Steve Lugsden

Personal information
- Full name: Steven Lugsden
- Born: 10 July 1976 (age 50) Gateshead, County Durham, England
- Batting: Right-handed
- Bowling: Right-arm fast-medium

Domestic team information
- 1993–1998: Durham
- 1999: Hampshire (squad no. 16)

Career statistics
| Competition | First-class | List A |
| Matches | 15 | 1 |
| Runs scored | 70 | – |
| Batting average | 5.38 | – |
| 100s/50s | –/– | –/– |
| Top score | 16 | – |
| Balls bowled | 2,058 | 48 |
| Wickets | 29 | 1 |
| Bowling average | 45.96 | 55.00 |
| 5 wickets in innings | – | – |
| 10 wickets in match | – | – |
| Best bowling | 3/45 | 1/55 |
| Catches/stumpings | 2– | –/– |
- Source: Cricinfo, 7 December 2009

= Steve Lugsden =

English cricketer

Steven Lugsden (born 10 July 1976) is an English former first-class cricketer who played for Durham and Hampshire.

Lugsden was born at Gateshead in July 1976, and was educated at St Edmund Campion Roman Catholic Secondary. Considered one of the fastest bowlers in England, Lugsden made his debut in first-class cricket for Durham, then in their second season with first-class status, against Derbyshire at Durham in the 1993 County Championship. In 1994, he played for the England under-19 cricket team, playing in the Youth 'Test' series against India Under-19s. During the 1994 season, he also made four appearances for Durham in the County Championship, and played against the touring South Africans. He also made what would be his only appearance in List A one-day cricket, when he played against Leicestershire in the Axa Equity & Law League, with him taking the wicket of Paul Nixon. Lugsden missed the 1995 season with a stress facture to his back, one of a number of injuries throughout the season which saw Durham use 24 players. He resumed playing in 1996, when he made three appearances in County Championship, and in the 1997 County Championship he played just once against Worcestershire. His final season with Durham came in 1998, when he made three County Championship appearances. For Durham, he took 25 first-class wickets at an average of 46.88, with best figures of 3 for 45.

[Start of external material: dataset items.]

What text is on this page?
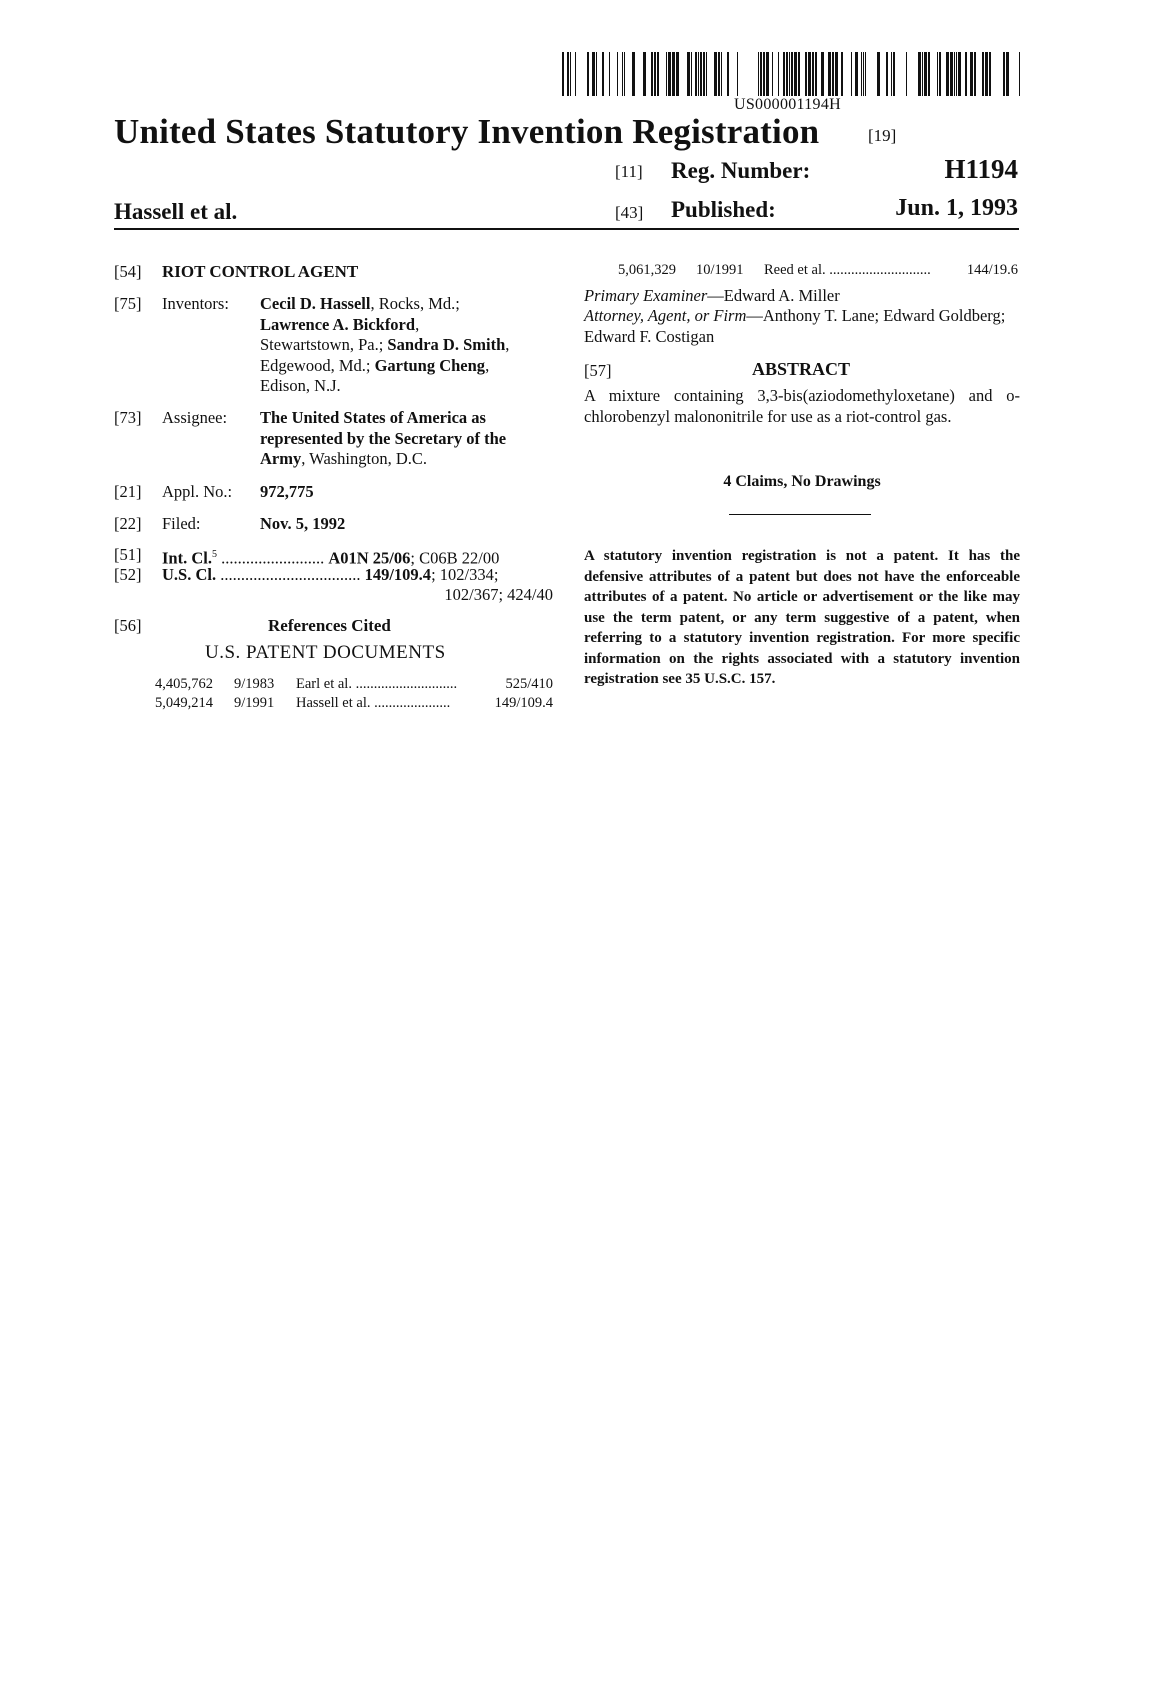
US000001194H
United States Statutory Invention Registration	[19]
[11] Reg. Number:	H1194
Hassell et al.	[43] Published:	Jun. 1, 1993
[54] RIOT CONTROL AGENT
[75] Inventors: Cecil D. Hassell, Rocks, Md.;
Lawrence A. Bickford,
Stewartstown, Pa.; Sandra D. Smith,
Edgewood, Md.; Gartung Cheng,
Edison, N.J.
[73] Assignee: The United States of America as represented by the Secretary of the Army, Washington, D.C.
[21] Appl. No.: 972,775
[22] Filed:	Nov. 5, 1992
[51] Int. Cl.$^5$ ......................... A01N 25/06; C06B 22/00
[52] U.S. Cl. .................................. 149/109.4; 102/334;
102/367; 424/40
[56]	References Cited
U.S. PATENT DOCUMENTS
4,405,762 9/1983 Earl et al. ............................	525/410
5,049,214 9/1991 Hassell et al. .....................	149/109.4
5,061,329 10/1991 Reed et al. ............................ 144/19.6
Primary Examiner—Edward A. Miller
Attorney, Agent, or Firm—Anthony T. Lane; Edward Goldberg; Edward F. Costigan
[57]	ABSTRACT
A mixture containing 3,3-bis(aziodomethyloxetane) and o-chlorobenzyl malononitrile for use as a riot-control gas.
4 Claims, No Drawings
A statutory invention registration is not a patent. It has the defensive attributes of a patent but does not have the enforceable attributes of a patent. No article or advertisement or the like may use the term patent, or any term suggestive of a patent, when referring to a statutory invention registration. For more specific information on the rights associated with a statutory invention registration see 35 U.S.C. 157.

Lugsden was released by Durham at the end of the 1998 season, and was subsequently signed on a one-year contract by Hampshire ahead of the 1999 season. However, he made just two first-class appearances for Hampshire in 1999 against Oxford University and the touring New Zealanders, and was released by Hampshire at the end of that season, alongside Thomas Hansen and Matthew Keech. Returning to the North East of England, Lugsden played club cricket for Gateshead Fell Cricket Club.